3 comments

Quick Energy Shot

Quick Energy Shot bottle

Quick? Yes. Healthy? Probably not. Energy? Hold on to your underwear.

I found this garish monstrosity on an adventure to find beer a few weeks ago. After being promised ‘Quick. HEALTHY. ENERGY.’, I couldn’t resist inviting it back to my flat with the intention of letting it slide itself inside me.

See, now I feel dirty.  Anyway.

One thing that I’ve learned from my experience with energy shots is that they taste really quite bad.  This is to be expected – generally, psychoactive chemicals don’t taste very good at all, so a strong flavouring gets added – but this stuff took me by surprise.  It’s very similar to drinking neat orange squash – very sickly, quite persistent but not entirely unpleasant, and for an energy shot that’s pretty high praise.

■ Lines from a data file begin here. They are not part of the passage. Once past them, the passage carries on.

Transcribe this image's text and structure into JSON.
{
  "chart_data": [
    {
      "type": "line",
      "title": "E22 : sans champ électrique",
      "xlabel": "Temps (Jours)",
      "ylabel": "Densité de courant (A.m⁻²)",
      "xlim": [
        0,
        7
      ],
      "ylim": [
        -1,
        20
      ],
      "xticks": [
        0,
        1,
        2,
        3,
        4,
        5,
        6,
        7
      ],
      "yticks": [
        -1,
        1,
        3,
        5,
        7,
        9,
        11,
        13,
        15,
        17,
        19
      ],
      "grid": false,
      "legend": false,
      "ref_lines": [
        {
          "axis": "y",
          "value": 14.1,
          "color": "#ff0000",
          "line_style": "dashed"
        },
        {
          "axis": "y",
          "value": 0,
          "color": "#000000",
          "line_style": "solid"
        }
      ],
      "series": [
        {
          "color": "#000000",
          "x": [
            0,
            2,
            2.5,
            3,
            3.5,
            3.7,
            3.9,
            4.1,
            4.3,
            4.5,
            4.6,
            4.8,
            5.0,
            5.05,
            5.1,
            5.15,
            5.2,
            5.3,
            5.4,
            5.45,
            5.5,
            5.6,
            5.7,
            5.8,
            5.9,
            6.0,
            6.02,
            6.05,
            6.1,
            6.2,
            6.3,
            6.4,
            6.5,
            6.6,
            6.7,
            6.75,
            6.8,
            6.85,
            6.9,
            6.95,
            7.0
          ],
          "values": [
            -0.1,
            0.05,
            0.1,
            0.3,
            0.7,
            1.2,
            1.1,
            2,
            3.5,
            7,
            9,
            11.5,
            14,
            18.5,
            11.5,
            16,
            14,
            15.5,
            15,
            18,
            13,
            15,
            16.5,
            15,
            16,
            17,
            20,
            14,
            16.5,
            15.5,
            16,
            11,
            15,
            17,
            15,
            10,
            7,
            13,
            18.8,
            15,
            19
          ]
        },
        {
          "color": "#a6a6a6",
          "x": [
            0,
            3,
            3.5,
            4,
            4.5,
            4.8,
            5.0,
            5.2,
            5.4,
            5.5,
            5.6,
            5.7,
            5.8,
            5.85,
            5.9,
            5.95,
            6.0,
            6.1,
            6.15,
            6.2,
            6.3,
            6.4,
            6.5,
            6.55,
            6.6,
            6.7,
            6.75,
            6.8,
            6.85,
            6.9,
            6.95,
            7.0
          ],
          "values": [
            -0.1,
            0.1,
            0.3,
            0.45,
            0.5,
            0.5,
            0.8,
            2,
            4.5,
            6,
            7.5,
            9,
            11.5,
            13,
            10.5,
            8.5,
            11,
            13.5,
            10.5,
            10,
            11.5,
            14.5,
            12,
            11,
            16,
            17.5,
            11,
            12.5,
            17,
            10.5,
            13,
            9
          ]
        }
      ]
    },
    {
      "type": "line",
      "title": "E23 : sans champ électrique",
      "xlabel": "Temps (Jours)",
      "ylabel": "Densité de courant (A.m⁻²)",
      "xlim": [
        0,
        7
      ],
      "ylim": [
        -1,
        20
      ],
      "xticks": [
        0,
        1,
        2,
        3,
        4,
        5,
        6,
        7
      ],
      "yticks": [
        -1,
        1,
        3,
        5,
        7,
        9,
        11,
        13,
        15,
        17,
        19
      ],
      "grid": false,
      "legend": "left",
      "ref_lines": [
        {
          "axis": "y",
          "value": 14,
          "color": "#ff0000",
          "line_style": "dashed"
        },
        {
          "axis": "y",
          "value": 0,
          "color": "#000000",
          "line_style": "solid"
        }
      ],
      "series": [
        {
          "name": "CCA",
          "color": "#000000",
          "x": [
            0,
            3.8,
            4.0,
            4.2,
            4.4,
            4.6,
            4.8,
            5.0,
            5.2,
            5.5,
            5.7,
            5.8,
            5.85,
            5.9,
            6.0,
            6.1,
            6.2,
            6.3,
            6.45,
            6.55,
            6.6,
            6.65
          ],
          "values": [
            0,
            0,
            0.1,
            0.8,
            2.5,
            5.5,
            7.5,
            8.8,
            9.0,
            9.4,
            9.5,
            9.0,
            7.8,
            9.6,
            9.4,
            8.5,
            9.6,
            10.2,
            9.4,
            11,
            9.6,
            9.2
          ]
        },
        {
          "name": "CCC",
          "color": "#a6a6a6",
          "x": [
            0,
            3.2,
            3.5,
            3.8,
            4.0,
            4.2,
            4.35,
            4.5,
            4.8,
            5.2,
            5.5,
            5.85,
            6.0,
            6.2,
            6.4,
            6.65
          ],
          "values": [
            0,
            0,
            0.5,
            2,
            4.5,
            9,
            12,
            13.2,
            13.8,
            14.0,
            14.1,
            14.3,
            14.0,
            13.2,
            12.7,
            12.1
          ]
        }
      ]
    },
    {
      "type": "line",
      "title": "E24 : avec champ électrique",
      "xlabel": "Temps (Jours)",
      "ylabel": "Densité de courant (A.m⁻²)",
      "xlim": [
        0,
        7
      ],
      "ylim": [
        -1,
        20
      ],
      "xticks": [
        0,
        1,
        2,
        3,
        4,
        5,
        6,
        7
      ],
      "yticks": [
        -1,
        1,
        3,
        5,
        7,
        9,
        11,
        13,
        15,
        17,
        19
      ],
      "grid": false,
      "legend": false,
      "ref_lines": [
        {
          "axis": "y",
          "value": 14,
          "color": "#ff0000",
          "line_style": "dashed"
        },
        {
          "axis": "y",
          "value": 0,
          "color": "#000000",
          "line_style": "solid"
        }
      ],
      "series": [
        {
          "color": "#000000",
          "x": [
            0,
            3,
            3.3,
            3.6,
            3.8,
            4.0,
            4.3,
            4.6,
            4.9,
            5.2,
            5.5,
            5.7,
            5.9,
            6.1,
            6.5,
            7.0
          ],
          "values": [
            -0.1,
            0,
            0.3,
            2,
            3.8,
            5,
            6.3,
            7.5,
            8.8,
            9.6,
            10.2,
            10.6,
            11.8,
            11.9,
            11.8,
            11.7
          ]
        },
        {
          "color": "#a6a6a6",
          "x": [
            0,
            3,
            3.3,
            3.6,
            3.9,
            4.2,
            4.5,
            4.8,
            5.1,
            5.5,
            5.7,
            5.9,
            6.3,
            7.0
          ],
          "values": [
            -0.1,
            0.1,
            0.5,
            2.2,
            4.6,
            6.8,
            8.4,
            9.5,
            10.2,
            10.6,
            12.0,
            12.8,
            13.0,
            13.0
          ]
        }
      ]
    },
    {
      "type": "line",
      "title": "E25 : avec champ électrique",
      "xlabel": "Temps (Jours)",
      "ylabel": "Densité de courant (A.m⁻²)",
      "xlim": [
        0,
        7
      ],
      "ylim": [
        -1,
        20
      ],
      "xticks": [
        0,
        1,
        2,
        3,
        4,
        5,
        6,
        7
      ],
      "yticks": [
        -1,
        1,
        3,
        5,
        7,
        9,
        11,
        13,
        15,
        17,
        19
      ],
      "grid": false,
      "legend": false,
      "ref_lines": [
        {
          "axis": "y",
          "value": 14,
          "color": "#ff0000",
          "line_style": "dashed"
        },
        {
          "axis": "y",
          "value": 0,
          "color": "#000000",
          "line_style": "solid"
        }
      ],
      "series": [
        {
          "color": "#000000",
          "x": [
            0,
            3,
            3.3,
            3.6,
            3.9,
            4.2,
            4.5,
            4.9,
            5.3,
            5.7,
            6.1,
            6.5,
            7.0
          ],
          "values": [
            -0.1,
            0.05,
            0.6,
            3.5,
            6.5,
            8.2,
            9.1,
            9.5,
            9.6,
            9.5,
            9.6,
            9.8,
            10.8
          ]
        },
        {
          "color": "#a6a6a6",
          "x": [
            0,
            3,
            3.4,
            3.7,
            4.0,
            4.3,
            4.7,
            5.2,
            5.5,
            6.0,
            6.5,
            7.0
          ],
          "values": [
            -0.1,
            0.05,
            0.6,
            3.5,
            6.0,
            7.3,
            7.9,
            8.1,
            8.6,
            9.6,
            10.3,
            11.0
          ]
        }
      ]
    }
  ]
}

One thing that I’ve decided to do with these energy shots is to actually take a look at the liquids themselves.  This is no exception, so I poured it out into a shot glass emblazoned with the Jack Daniels logo – in the hopes that Almighty Jack, our Lord and Saviour of shitty clubnights, might look down from on high and bless this endeavour.  And by ‘bless this endeavour’, I do of course mean ‘stop me from getting a massive fucking heart attack’.

Fortunately, I’m still writing, so I must have done something right.

Quick Energy Shot liquid

This stuff is the colour of unicorn piss.

It’s pale pink.  This is surprising considering how strong it tastes, but the surprise fades when you remind yourself that absolutely nothing natural is dissolved in it.  This is a glass of industry, a glass full of Robert Louis Stephenson’s vision of a mechanised Utopia.  Which is interesting, considering it’s essentially WD-40 for the brain.

And how.  Rocket-powered uplift, which plateaus for about three hours, followed by a gradual return to normal energy levels.  If you can brave the very brief OH GOD MY FACE IS MELTING as the stimulants kick in, you’ll be set to go without any significant discomfort.

I like this stuff.  Of all the energy shots that I’ve had, this is the best, even if its packaging does look like it was designed by a twelve year old with a copy of MS Paint and a pirated version of Illustrator circa 2001.

Pingbacks to “Quick Energy Shot”

  1. Relentless Energy Shot « Don't Sleep, Dave!

3 comments to “Quick Energy Shot”

  1. Button says:

    Sounds good. May have to try it!

    Looking at the fridge, I’ve tried some of them. Relentless shots = *fidget*

  2. SteveJ says:

    Dunno about you, but this stuff gave me a terrifying case of “Niacin Flush”. I turned bright red and itchy and hot. “Making me look like I have scabies” is not something I look for in a drink.